The next 12 months will be a very interesting time for Yahoo as they try to reinvigorate their core business: online advertising.
For the past two years, Yahoo CEO Marissa Mayer has been the darling of fawning stories from both industry press and those who pen Vanity Fair profiles. She comes across as incredibly talented and whip smart, the type who kept at the books long after everybody else in college partied. In a tech world that is still considered very much a Boy's Club, where immaturity and misogyny is par for the course, it makes me smile to see a woman at the head of Yahoo.
Thus far, Yahoo's stock price is way above its benchmark when she arrived. She moved quickly to become the face of the tattered brand. She ordered everybody back to the office, which was a smart move. Some of the early acquisitions, like Tumblr, have raised the right kind of eyebrows. Better still, as Yahoo begins to partially unwind from its 24 percent stake in Alibaba, Mayer should have nice windfall of roughly $10 to $12 billion.
So why aren't there Champagne corks popping over in Sunnyvale? Worrisome still, why are there storm clouds on the horizon? It's fair to say that Yahoo's stock price has risen because of their position in Alibaba as well as the charismatic effect that Marissa Mayer has experienced in the past two years. For those unfamiliar, Alibaba is a huge Chinese juggernaut that combines the functionality of Yahoo, eBay, Google, and a whole host of Silicon Valley for the emerging marketplace of 1.3 billion Chinese who are quickly moving to broadband and mobile. In fact, Yahoo's windfall should position itself to deal itself back into the game when it comes to online advertising.
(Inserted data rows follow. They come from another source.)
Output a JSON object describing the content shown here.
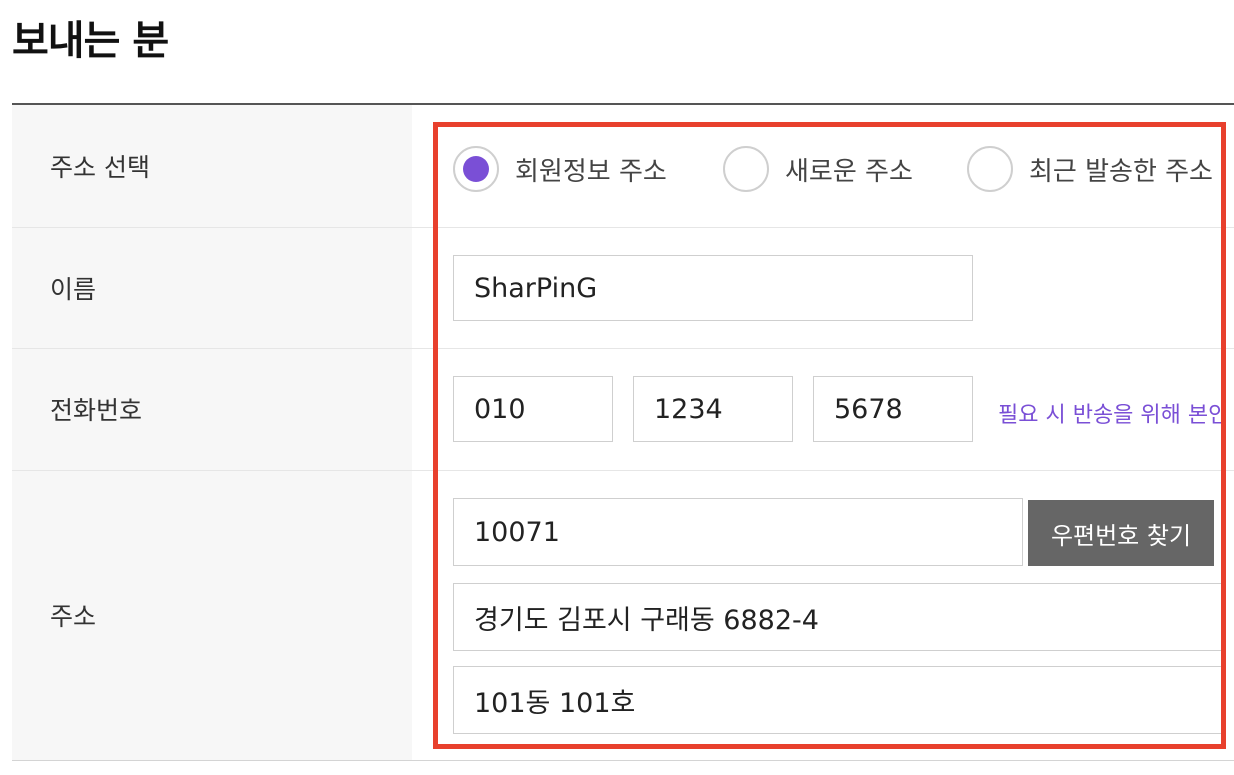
{
  "section_title": "보내는 분",
  "rows": {
    "address_select_label": "주소 선택",
    "name_label": "이름",
    "phone_label": "전화번호",
    "address_label": "주소"
  },
  "address_select": {
    "options": [
      {
        "label": "회원정보 주소",
        "checked": true
      },
      {
        "label": "새로운 주소",
        "checked": false
      },
      {
        "label": "최근 발송한 주소",
        "checked": false
      }
    ]
  },
  "name": {
    "value": "SharPinG"
  },
  "phone": {
    "part1": "010",
    "part2": "1234",
    "part3": "5678",
    "hint": "필요 시 반송을 위해 본인"
  },
  "address": {
    "zipcode": "10071",
    "zip_button": "우편번호 찾기",
    "line1": "경기도 김포시 구래동  6882-4",
    "line2": "101동 101호"
  },
  "colors": {
    "accent": "#7a4fd6",
    "highlight_border": "#e8402d",
    "button_bg": "#666666"
  }
}
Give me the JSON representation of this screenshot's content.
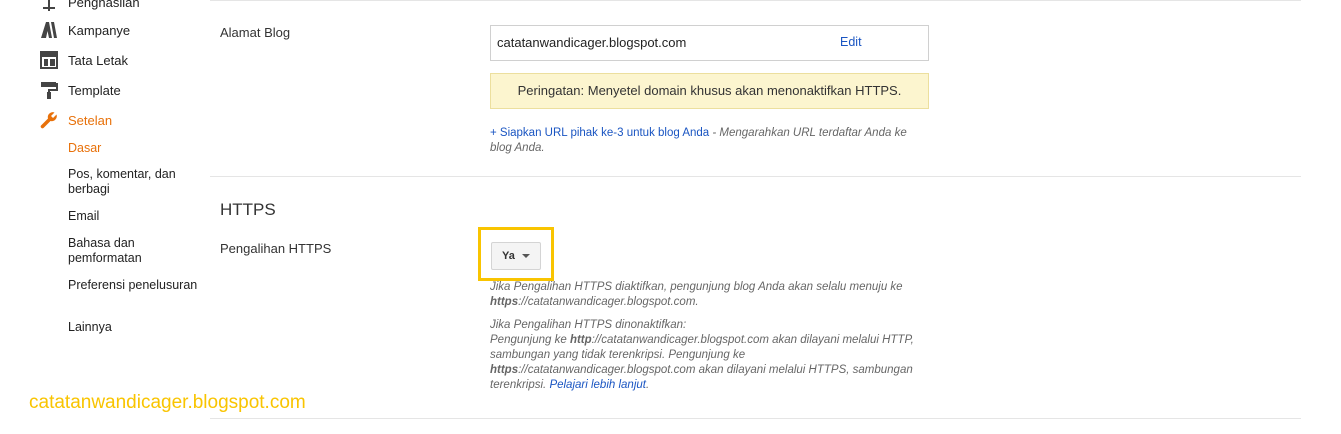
{
  "sidebar": {
    "items": [
      {
        "label": "Penghasilan",
        "icon": "dollar-icon"
      },
      {
        "label": "Kampanye",
        "icon": "campaign-icon"
      },
      {
        "label": "Tata Letak",
        "icon": "layout-icon"
      },
      {
        "label": "Template",
        "icon": "paint-roller-icon"
      },
      {
        "label": "Setelan",
        "icon": "wrench-icon"
      }
    ],
    "subitems": [
      "Dasar",
      "Pos, komentar, dan berbagi",
      "Email",
      "Bahasa dan pemformatan",
      "Preferensi penelusuran",
      "Lainnya"
    ]
  },
  "blog_address": {
    "label": "Alamat Blog",
    "url": "catatanwandicager.blogspot.com",
    "edit_label": "Edit",
    "warning": "Peringatan: Menyetel domain khusus akan menonaktifkan HTTPS.",
    "setup_link": "+ Siapkan URL pihak ke-3 untuk blog Anda",
    "setup_desc": " - Mengarahkan URL terdaftar Anda ke blog Anda."
  },
  "https": {
    "section_title": "HTTPS",
    "redirect_label": "Pengalihan HTTPS",
    "redirect_value": "Ya",
    "enabled_text_1": "Jika Pengalihan HTTPS diaktifkan, pengunjung blog Anda akan selalu menuju ke ",
    "enabled_bold": "https",
    "enabled_text_2": "://catatanwandicager.blogspot.com.",
    "disabled_intro": "Jika Pengalihan HTTPS dinonaktifkan:",
    "disabled_text_1": "Pengunjung ke ",
    "disabled_bold_1": "http",
    "disabled_text_2": "://catatanwandicager.blogspot.com akan dilayani melalui HTTP, sambungan yang tidak terenkripsi. Pengunjung ke ",
    "disabled_bold_2": "https",
    "disabled_text_3": "://catatanwandicager.blogspot.com akan dilayani melalui HTTPS, sambungan terenkripsi. ",
    "learn_more": "Pelajari lebih lanjut",
    "learn_more_end": "."
  },
  "watermark": "catatanwandicager.blogspot.com",
  "colors": {
    "accent": "#e8710a",
    "link": "#1a55c2",
    "highlight": "#f9c400",
    "warning_bg": "#fcf5cf"
  }
}
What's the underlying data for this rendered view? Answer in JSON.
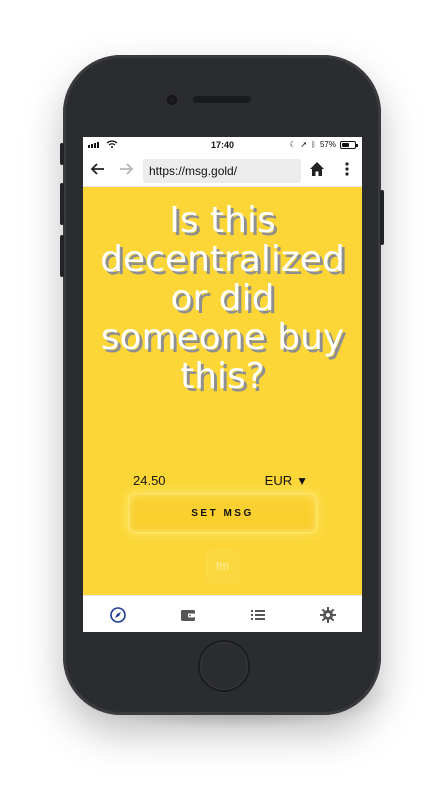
{
  "status_bar": {
    "time": "17:40",
    "battery_text": "57%",
    "battery_level_percent": 57,
    "icons": [
      "signal-icon",
      "wifi-icon",
      "moon-icon",
      "location-icon",
      "bluetooth-icon",
      "battery-icon"
    ]
  },
  "browser": {
    "url": "https://msg.gold/",
    "icons": [
      "back-arrow-icon",
      "forward-arrow-icon",
      "home-icon",
      "more-vert-icon"
    ]
  },
  "page": {
    "headline": "Is this decentralized or did someone buy this?",
    "amount": "24.50",
    "currency": "EUR",
    "currency_arrow": "▼",
    "set_button_label": "SET MSG",
    "logo_text": "fm",
    "background_color": "#fbd636"
  },
  "tabbar": {
    "tabs": [
      {
        "icon": "compass-icon",
        "active": true,
        "color": "#1f3a93"
      },
      {
        "icon": "wallet-icon",
        "active": false
      },
      {
        "icon": "list-icon",
        "active": false
      },
      {
        "icon": "gear-icon",
        "active": false
      }
    ]
  }
}
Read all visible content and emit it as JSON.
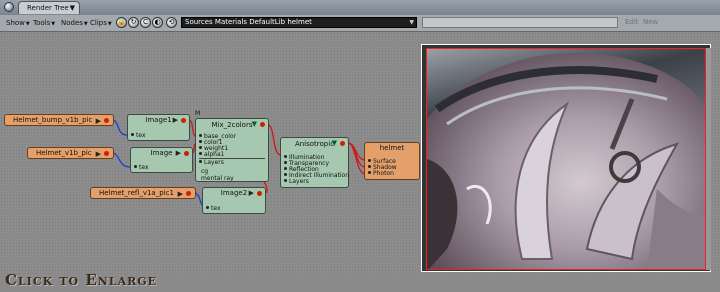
{
  "window": {
    "tab_title": "Render Tree"
  },
  "toolbar": {
    "menus": [
      "Show",
      "Tools",
      "Nodes",
      "Clips"
    ],
    "path": "Sources Materials DefaultLib helmet",
    "edit_label": "Edit",
    "new_label": "New"
  },
  "nodes": {
    "helmet_bump_pic": {
      "label": "Helmet_bump_v1b_pic"
    },
    "helmet_pic": {
      "label": "Helmet_v1b_pic"
    },
    "helmet_refl_pic": {
      "label": "Helmet_refl_v1a_pic1"
    },
    "image1": {
      "label": "Image1",
      "ports": [
        "tex"
      ]
    },
    "image": {
      "label": "Image",
      "ports": [
        "tex"
      ]
    },
    "image2": {
      "label": "Image2",
      "ports": [
        "tex"
      ]
    },
    "mix": {
      "label": "Mix_2colors",
      "marker": "M",
      "ports": [
        "base_color",
        "color1",
        "weight1",
        "alpha1",
        "Layers"
      ],
      "extras": [
        "cg",
        "mental ray"
      ]
    },
    "anisotropic": {
      "label": "Anisotropic",
      "ports": [
        "Illumination",
        "Transparency",
        "Reflection",
        "Indirect Illumination",
        "Layers"
      ]
    },
    "helmet": {
      "label": "helmet",
      "ports": [
        "Surface",
        "Shadow",
        "Photon"
      ]
    }
  },
  "footer": {
    "enlarge_label": "Click to Enlarge"
  },
  "colors": {
    "image_node": "#a7c8b0",
    "material_node": "#e3a06a",
    "wire_red": "#d01818",
    "wire_blue": "#1a3fd0"
  }
}
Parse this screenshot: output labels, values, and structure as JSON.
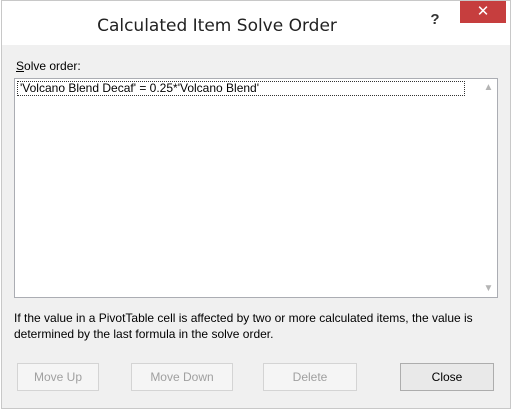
{
  "window": {
    "title": "Calculated Item Solve Order",
    "help_label": "?",
    "close_glyph": "✕"
  },
  "solve_order": {
    "label_prefix": "S",
    "label_rest": "olve order:",
    "items": [
      "'Volcano Blend Decaf' =  0.25*'Volcano Blend'"
    ]
  },
  "scrollbar": {
    "up_glyph": "▲",
    "down_glyph": "▼"
  },
  "info_text": "If the value in a PivotTable cell is affected by two or more calculated items, the value is determined by the last formula in the solve order.",
  "buttons": {
    "move_up": "Move Up",
    "move_down": "Move Down",
    "delete": "Delete",
    "close": "Close"
  },
  "colors": {
    "close_button": "#c63e3e",
    "dialog_bg": "#f0f0f0",
    "disabled_text": "#a0a0a0"
  }
}
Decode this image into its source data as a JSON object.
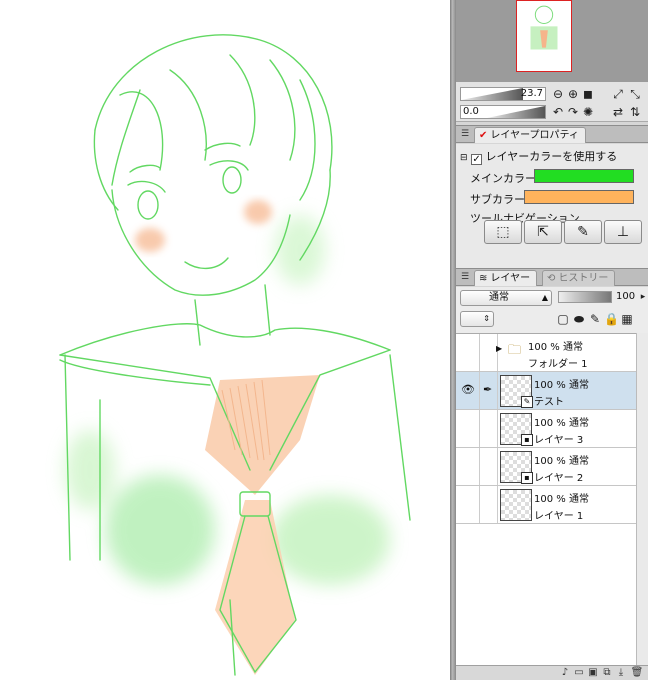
{
  "navigator": {
    "zoom_value": "23.7",
    "rotation_value": "0.0",
    "zoom_out_icon": "zoom-out-icon",
    "zoom_in_icon": "zoom-in-icon"
  },
  "layer_property": {
    "tab_label": "レイヤープロパティ",
    "use_layer_color_label": "レイヤーカラーを使用する",
    "use_layer_color_checked": true,
    "main_color_label": "メインカラー",
    "main_color": "#22dd22",
    "sub_color_label": "サブカラー",
    "sub_color": "#ffb35c",
    "tool_nav_label": "ツールナビゲーション"
  },
  "tabs": {
    "layer": "レイヤー",
    "history": "ヒストリー"
  },
  "layer_controls": {
    "blend_mode": "通常",
    "opacity": "100"
  },
  "layers": [
    {
      "line1": "100 % 通常",
      "line2": "フォルダー 1",
      "type": "folder",
      "selected": false,
      "visible": false
    },
    {
      "line1": "100 % 通常",
      "line2": "テスト",
      "type": "raster",
      "selected": true,
      "visible": true
    },
    {
      "line1": "100 % 通常",
      "line2": "レイヤー 3",
      "type": "raster",
      "selected": false,
      "visible": false
    },
    {
      "line1": "100 % 通常",
      "line2": "レイヤー 2",
      "type": "raster",
      "selected": false,
      "visible": false
    },
    {
      "line1": "100 % 通常",
      "line2": "レイヤー 1",
      "type": "raster",
      "selected": false,
      "visible": false
    }
  ],
  "colors": {
    "line_art": "#5fd95f",
    "blush": "#f6b48a"
  }
}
However, the ability for a company like Yahoo to stay relevant for the long haul is dependent upon the success of its core business. Acquisitions, while important to the bottom line, represent ancillary lines of revenue and are entities that can be sold off when the timing is right. It's all about the core business.
The sad fact is that Marissa Mayer has not turned around Yahoo's online advertising. If anything, they are falling further behind, as evidenced by her firing of Henrique De Castro, who served as Yahoo's Chief Operating Officer and was designated to spearhead matters. While search revenue increased nearly 5 percent between Q1 2014 and Q1 2013 for Yahoo, the US growth figures for Facebook and Google are simply staggering -- 50.5 percent and 33.3 percent, respectively.
In the end, this means that Yahoo is not simply treading water, but losing share. As the Alibaba IPO readies itself for this fall here in the United States, Yahoo will get a sweet check, but its diminished position will send its stock price tumbling downward. In the end, Mayer's earnest charisma alone cannot defy gravity.
It's hard for first stage tech companies to reinvent themselves on the fly. Apple came within weeks of running out of money in the 1990's before it rebounded. Unlike Friendster, MySpace and a whole host of other companies in the Silicon Valley Graveyard, Yahoo is still in business. After its smashing success in the 1990's, Yahoo got lost. The campuses in Sunnyvale and Santa Monica seemed to be two different companies; the former had the buzz of a tech company while the latter seemed more like an entertainment portal. This confusion only underlined the schizophrenic nature of its troubled corporate culture.
Acquisitions were made but they were poorly integrated into Yahoo and shareholder money and value were often wasted or poorly optimized. In the end, Yahoo looked like the old New York Mets, who could build a World Series team -- based on players they traded away.
Here is the issue. Marissa Mayer can pin the blame on De Castro for his failings, but at some point, the eyes of the board will hold her accountable her inability to turn the advertising ship around because advertising is what pays the light bill over at Yahoo. When that happens, the adulatory press will turn fickle and no dynamite magazine spread will save her. For some, "the Marissa Mayer Death March" has already begun.
The marketplace keeps asking this question, "What can Yahoo do that Facebook and Google can't do better?"
I have always been wary of CEO's who ride into tech companies on a white horse. They can charm the socks off on CNBC's "Squawk Box," become the doyenne of either Aspen or Davos but stumble when it comes to their own bottom line. The best example of this remains Carly Fiorina, who could shine on Charlie Rose but had a troubled history of meeting her numbers. While we can debate the merits of the HP-Compaq merger, it created a civil war within HP, which echoes even to this day. Even those who believed that it was a success concede it came at a great cost. Finally, when she was fired, she blamed everybody around her but herself. After she lost the race for the US Senate in 2010, she left the state.
Thankfully, Marissa Mayer is no Carly Fiorina. Unlike the former HP CEO, Mayer possesses an even keel that Fiorina lacked. She remains a breath of fresh air for a company that lost its way. The one saving grace about online advertising is that it reinvents itself every 24 months and Yahoo could catch a wave or leverage an acquisition to help it leapfrog into a resurgent place.
However, the focus has got to be about righting the online advertising ship -- and there is only a tough road ahead.